Q ends up in a weird position with the mortals he genuinely likes, because having worked so hard to make sure that they don't trust him, he then gets upset that they don't trust him. But in general Q isn't particularly hypocritical; he tolerates more betrayal than he actually commits, due to his efforts to make sure no one trusts him in the first place and his belief that if you're stupid enough to trust someone you had it coming when they betray you.
7. Does your character present a public image that invites trust in other? How much of that is deliberate?
No, Q's public image is of a totally untrustworthy trickster and narcissistic hedonist, and all of that is deliberate.
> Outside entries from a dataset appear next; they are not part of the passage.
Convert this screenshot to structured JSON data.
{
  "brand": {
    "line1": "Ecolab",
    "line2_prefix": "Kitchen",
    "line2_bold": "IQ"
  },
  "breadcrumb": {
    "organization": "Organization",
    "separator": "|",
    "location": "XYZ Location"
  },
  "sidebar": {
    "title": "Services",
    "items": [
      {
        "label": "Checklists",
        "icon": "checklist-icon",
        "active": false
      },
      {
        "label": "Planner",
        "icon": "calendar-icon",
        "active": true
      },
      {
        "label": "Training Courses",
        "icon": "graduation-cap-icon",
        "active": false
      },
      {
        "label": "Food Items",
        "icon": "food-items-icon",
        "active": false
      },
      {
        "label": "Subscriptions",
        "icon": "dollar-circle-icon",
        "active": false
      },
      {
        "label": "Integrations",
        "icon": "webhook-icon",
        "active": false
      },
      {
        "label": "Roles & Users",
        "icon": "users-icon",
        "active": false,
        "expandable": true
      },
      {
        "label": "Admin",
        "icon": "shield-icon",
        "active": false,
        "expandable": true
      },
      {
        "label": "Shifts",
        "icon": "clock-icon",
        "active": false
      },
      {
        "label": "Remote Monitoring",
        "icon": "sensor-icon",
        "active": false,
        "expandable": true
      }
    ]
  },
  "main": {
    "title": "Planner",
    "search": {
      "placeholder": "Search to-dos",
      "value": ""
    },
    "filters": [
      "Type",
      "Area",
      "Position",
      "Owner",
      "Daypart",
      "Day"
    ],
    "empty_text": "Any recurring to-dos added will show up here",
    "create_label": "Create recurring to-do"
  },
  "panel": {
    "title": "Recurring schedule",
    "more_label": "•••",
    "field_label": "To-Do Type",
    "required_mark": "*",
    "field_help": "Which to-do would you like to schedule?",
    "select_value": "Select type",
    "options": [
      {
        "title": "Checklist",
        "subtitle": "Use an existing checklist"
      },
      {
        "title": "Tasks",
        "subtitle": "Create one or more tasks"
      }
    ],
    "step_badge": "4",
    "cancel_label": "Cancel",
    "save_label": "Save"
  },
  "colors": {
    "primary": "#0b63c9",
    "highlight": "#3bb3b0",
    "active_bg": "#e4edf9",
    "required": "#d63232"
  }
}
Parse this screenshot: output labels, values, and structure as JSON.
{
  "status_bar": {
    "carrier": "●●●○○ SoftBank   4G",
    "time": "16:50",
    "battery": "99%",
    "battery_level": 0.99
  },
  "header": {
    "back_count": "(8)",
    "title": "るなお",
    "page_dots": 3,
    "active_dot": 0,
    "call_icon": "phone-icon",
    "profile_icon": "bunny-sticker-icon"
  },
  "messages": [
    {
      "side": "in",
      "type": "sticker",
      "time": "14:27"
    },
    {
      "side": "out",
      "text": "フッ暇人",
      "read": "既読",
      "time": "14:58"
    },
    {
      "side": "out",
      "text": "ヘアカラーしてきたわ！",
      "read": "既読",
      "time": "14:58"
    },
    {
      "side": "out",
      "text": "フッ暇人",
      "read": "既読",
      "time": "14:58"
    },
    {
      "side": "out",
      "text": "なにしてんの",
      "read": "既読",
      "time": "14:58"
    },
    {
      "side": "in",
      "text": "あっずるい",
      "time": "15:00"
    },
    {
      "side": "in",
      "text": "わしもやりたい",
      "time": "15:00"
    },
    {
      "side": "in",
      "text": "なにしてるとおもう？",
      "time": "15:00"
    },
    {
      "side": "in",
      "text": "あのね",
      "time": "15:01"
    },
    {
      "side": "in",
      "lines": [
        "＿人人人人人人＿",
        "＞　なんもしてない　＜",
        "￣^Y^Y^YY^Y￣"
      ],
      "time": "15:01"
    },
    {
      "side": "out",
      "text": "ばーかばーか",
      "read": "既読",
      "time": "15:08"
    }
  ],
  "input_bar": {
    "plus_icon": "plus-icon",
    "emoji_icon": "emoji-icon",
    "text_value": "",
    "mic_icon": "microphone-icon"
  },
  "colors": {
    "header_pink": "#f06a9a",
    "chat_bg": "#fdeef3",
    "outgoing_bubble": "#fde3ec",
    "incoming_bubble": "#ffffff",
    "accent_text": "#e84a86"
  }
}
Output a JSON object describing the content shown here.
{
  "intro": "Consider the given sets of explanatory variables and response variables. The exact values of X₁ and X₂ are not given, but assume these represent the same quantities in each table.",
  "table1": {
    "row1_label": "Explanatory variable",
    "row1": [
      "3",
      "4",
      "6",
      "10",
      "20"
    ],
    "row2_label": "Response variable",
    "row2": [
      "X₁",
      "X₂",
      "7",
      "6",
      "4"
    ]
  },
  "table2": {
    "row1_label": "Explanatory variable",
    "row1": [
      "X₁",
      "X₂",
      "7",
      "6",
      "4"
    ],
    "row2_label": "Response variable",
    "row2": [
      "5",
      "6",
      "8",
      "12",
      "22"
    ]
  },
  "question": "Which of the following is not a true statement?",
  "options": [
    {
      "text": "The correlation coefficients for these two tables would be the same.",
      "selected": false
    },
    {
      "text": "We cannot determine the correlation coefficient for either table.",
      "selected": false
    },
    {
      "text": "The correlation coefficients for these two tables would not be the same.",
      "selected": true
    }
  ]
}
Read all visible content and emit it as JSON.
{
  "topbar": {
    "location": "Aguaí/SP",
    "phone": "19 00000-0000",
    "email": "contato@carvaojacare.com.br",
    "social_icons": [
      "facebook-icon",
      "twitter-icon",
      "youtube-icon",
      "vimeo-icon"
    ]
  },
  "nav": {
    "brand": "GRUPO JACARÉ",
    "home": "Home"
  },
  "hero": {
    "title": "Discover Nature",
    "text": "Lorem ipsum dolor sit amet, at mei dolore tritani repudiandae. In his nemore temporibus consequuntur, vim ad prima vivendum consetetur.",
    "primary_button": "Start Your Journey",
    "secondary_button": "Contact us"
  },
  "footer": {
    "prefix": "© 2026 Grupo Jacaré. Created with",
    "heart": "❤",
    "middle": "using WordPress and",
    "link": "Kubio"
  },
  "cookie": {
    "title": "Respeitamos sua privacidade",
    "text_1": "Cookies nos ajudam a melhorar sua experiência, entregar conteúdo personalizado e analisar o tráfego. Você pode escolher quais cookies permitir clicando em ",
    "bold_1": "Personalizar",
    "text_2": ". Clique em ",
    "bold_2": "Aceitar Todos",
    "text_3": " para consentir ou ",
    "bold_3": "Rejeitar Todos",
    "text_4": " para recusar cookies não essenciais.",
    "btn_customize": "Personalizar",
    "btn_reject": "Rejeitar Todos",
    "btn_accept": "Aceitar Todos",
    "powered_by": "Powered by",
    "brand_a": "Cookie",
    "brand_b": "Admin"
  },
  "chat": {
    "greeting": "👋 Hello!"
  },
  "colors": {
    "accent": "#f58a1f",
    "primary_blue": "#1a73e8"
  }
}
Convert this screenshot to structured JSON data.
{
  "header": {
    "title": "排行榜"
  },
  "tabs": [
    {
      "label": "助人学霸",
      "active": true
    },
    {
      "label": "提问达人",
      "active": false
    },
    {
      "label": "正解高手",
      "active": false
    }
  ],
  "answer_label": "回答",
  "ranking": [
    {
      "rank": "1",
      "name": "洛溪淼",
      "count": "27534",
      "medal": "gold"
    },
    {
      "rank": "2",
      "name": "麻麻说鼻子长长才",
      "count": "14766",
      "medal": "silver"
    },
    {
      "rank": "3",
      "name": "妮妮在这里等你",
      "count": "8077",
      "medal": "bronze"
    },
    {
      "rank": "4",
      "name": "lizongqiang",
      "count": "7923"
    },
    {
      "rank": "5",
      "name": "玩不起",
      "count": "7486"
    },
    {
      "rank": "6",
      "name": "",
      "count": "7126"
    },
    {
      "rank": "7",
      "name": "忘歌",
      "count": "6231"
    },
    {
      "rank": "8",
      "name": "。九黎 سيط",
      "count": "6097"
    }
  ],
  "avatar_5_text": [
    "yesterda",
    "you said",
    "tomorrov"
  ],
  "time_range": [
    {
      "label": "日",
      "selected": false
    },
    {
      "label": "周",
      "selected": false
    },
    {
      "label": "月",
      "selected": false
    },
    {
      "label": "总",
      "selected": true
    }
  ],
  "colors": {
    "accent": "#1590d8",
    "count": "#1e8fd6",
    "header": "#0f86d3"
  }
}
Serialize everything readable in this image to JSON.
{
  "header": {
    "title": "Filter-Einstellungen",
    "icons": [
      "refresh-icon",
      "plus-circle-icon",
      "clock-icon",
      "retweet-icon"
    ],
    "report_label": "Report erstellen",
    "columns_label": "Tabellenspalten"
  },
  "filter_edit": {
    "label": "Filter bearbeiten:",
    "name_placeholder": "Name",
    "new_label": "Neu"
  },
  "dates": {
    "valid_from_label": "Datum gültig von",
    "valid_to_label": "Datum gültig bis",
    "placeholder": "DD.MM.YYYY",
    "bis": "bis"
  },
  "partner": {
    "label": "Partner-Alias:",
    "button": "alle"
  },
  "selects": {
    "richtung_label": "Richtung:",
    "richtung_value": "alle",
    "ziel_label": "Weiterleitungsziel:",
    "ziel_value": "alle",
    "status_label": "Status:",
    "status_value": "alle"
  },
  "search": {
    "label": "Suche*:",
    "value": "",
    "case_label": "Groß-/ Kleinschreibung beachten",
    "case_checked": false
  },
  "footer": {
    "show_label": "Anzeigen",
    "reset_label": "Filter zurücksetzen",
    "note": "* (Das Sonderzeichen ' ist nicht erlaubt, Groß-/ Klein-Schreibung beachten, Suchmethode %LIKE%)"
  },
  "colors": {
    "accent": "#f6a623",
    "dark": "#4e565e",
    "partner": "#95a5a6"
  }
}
Q chooses not to present himself as trustworthy in any way.
8. Does your character have a job/occupation/position that requires trust?
Q is a devil's advocate, a tester and trickster who forces people to endure unpleasant "tests" as a way of learning about their species or forcing them to learn something. His job actually requires that people don't trust him. If people thought that he wasn't really going to hurt them, they wouldn't take his tests seriously and his effectiveness would be impaired.
9. Does your character manipulate or use trust for personal or financial gain?
No. Q enjoys tormenting people; he has a bit of a sadistic streak, and likes to scare people. So he mostly gains by people *not* trusting him.
10. When caught in a betrayal of trust, how does your character react?
When caught betraying someone else's trust, Q will generally either run and hide so he doesn't have to confront the person he betrayed, or lash out at them for trusting him in the first place. When he is betrayed by someone else, Q tries to hide how hurt he is, but not very successfully.